I have 2 gpu on the machine and how to choose the most free GPU for each run? I wrapped predict func with @ray.remote(num_gpus=1, num_cpus=8) decorator, wrote func, which shows the most free GPU and set it through os.environ[‘CUDA_VISIBLE_DEVICES’] = str(gpu_id). When the most free GPU is changed and a new instance of model loading on another GPU, ray releases model instances in the previous GPU. How to solve this problem?
Update: as a default, ray chooses GPU with 0 id, even if was sat CUDA_VISIBLE_DEVICES=0,1 and @ray.remote(num_gpus=2, num_cpus=8, max_calls=1)
cc: @yic could you take a quick look?
I should say that I’m doing this on aws ec2 machine and the model is one of the hugging face transformers
@Ilnur786 could you give me a script to show what do you mean by most free GPU? IIUC, Ray only treat GPU as logic resource and doesn’t check ‘most free’ GPU.
I’ll be nice if you can have a script showing what’s going wrong and what’s expected.
Hello.

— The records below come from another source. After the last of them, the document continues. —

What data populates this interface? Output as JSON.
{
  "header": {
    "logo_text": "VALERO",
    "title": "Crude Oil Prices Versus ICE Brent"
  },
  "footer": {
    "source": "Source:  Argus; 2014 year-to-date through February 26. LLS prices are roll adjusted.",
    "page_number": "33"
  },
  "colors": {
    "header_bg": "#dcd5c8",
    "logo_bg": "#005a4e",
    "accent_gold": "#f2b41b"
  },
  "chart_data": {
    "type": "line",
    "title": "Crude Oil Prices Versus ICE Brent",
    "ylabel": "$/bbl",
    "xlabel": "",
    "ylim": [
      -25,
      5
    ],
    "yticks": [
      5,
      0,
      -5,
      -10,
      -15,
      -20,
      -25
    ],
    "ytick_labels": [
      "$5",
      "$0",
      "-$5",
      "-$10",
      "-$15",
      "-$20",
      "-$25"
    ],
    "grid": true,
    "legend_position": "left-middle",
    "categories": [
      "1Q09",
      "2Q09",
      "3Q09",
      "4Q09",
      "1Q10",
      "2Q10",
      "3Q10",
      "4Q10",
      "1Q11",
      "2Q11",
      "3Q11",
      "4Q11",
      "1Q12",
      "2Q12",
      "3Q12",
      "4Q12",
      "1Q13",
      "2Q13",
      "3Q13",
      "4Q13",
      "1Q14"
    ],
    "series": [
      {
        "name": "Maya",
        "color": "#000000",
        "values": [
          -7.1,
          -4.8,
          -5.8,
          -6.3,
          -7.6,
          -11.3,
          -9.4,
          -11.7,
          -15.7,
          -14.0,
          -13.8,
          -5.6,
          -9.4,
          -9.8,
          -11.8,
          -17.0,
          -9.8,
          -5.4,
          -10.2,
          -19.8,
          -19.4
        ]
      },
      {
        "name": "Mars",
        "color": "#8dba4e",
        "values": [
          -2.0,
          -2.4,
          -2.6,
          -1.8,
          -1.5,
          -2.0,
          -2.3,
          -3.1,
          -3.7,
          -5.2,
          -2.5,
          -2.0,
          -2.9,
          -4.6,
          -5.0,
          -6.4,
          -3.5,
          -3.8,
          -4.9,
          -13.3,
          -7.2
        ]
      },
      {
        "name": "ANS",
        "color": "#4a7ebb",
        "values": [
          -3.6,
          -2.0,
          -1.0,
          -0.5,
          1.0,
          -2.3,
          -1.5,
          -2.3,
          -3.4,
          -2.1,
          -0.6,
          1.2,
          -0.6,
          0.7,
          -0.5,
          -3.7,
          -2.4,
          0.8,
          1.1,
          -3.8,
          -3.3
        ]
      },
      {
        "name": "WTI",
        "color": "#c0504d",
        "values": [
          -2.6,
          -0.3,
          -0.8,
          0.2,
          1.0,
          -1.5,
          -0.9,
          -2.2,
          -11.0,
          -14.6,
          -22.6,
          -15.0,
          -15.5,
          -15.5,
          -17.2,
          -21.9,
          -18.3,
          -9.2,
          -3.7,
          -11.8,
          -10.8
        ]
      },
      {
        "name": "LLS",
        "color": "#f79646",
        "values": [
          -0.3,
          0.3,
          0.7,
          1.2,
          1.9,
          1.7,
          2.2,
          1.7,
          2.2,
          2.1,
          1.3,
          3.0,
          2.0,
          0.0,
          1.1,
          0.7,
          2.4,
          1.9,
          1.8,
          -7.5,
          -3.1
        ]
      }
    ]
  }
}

I’m getting info about gpus free space by this func, which return List[int]:
command = "nvidia-smi --query-gpu=memory.free --format=csv"
memory_free_info = sp.check_output(command.split()).decode('ascii').split('\n')[:-1][1:]
memory_free_values = [int(x.split()) for i, x in enumerate(memory_free_info)]
then, I set the GPU index in os.environ[‘CUDA_VISIBLE_DEVICES’] = gpu_id. It worked, but when some tasks are already was running on gpu:0 and the next job should be run on gpu:1 (because it was the most free GPU at this moment), ray released resources from gpu:0 which lead killing the tasks on it.
I chose ray, because struggled from that I wasn’t able to release resources after huggingface transformer, but, unfortunately, ray doesn’t give the opportunity to notice gpu index exactly.
I solved the problem with can’t releasing resources after task finishing by running the task in another process by multiprocessing and fortunately, hugging face model gives opportunity to choose gpu index
P.S. I tried to use ray and give gpu index to model, but this schema wasn’t work
Some updates for future visitors: I changed the model to a pure torch one and met the same issue. It can be because of either the task management system (dramatiq in my case) or amazon ec2 machine. In most other cases, I think there should be an opportunity to release resources with standard methods: move the model and other tensors to the CPU, delete variables, and clean torch cache. If not, use ray or run the model calculation in another process.